James Toogood comments on Ross Sterling Turner's watercolor painting Fairylands, Bermuda.
by Ross Sterling Turner, 1890,
watercolor and gouache, 18 x 25 1/2.
by James Toogood
What's most interesting about this painting is the types of marks Turner made—there's a lot of action in them. The marks are almost frenetic at times, but I think they are extremely effective—each is purposeful and elegant. Even the water shows a lot of activity—if he had made it more placid, it would have been out of sync with the other parts of the painting. Note how he used brushmarks to describe the various planes, such as where the shore is rising up from the water. Also, see how the direction of the marks indicate the shape of the foliage.
Turner has effectively implied atmospheric perspective here. The soft grays and almost mauve-ish colors on the far left push that area back, and he reserved his cleanest colors for the foreground. You get a nice sense of that large palm tree behind the other palm, achieved by painting the back palm substantially lighter. However, the palms behind the house on the right are fairly dark—logic says the palms by the water's edge nearer us on the left would have more contrast, yet Turner has indicated the opposite in this painting. It works—he gave the trees in the middle ground deeper value for more prominence, and if he had faded them and made them lighter, it would have taken away the balance in the composition.

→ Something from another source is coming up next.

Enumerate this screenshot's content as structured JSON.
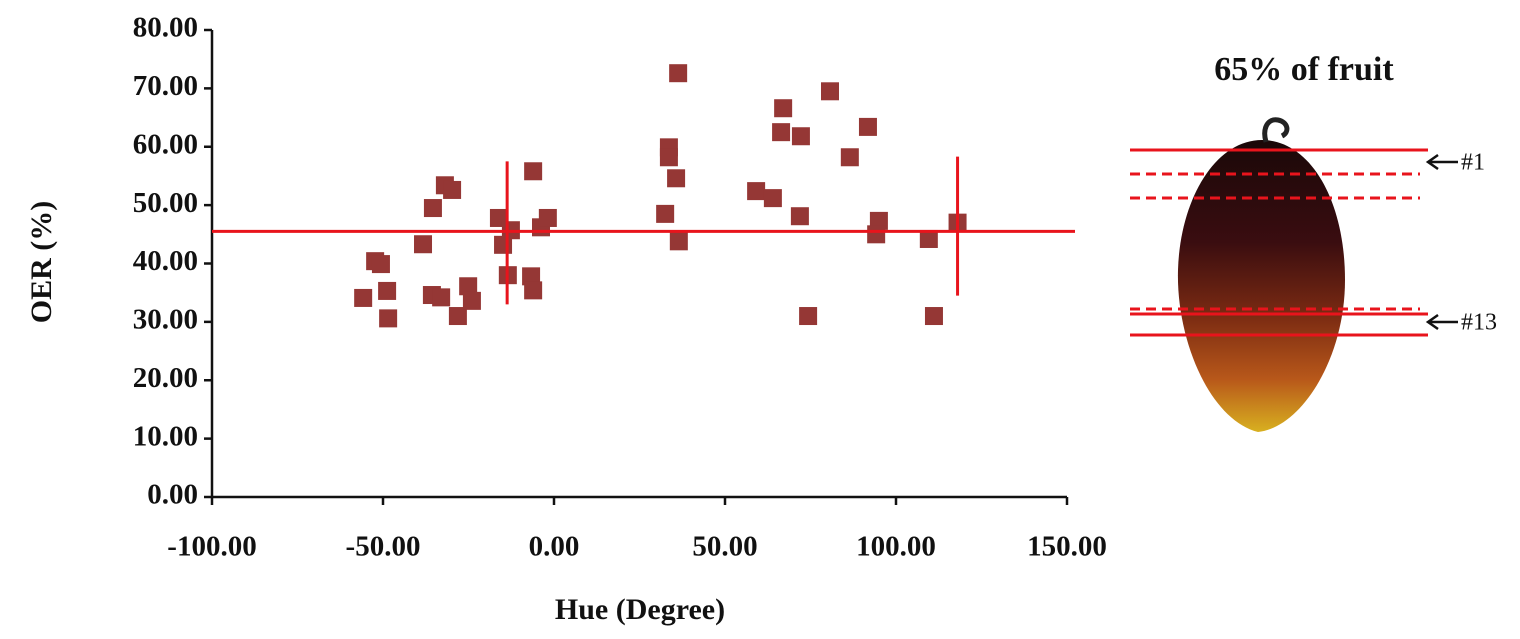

The sky color is the tone of the paper, with a few areas of pigment flooded in, plus a touch of white paint above the palm trees. In fact, there's a liberal mixture of traditional watercolor and bodycolor throughout Turner's painting. In some instances, he may have used store-bought gouache, and in other places, he might have mixed white with watercolor colors to make bodycolor. Clearly, the two figures and the pink flower are bodycolor. In fact, if you look carefully, you can see that he went back into those pink flowers added more of a cadmium yellow-viridian-Chinese white mixture on top of them. Near the center of the composition, that patch of bright green almost below the window of the house is painted in bodycolor–probably viridian mixed with Chinese white. The same mixture, but with more viridian, fills the window. Then Turner helps tie it all in with a strong gouache on the roof. This ably gives a sense of the light in Bermuda—even on an overcast day, the light is still strong and there's sharp contrast.
New Jersey resident James Toogood AWS/NWS studied at the Pennsylvania Academy of the Fine Arts, in Philadelphia. The subject of more than 40 solo exhibitions, he has participated in numerous group shows, including those of the American Watercolor Society and the National Academy of Design, winning many awards. He frequently juries exhibitions and was an awards juror for the 2006 American Watercolor Society annual. Toogood is the author of Incredible Light and Texture in Watercolor, (North Light Books, West Chester, Ohio) and he has written many articles and contributed to several other books. His work is widely collected throughout the United States and abroad, and he is represented by Rosenfeld Gallery, in Philadelphia. The artist teaches at the Pennsylvania Academy of the Fine Arts, the National Academy School of Fine Arts, in New York City, and the Perkins Center for the Arts, in Moorestown, New Jersey. Toogood also conducts watercolor workshops throughout the United States.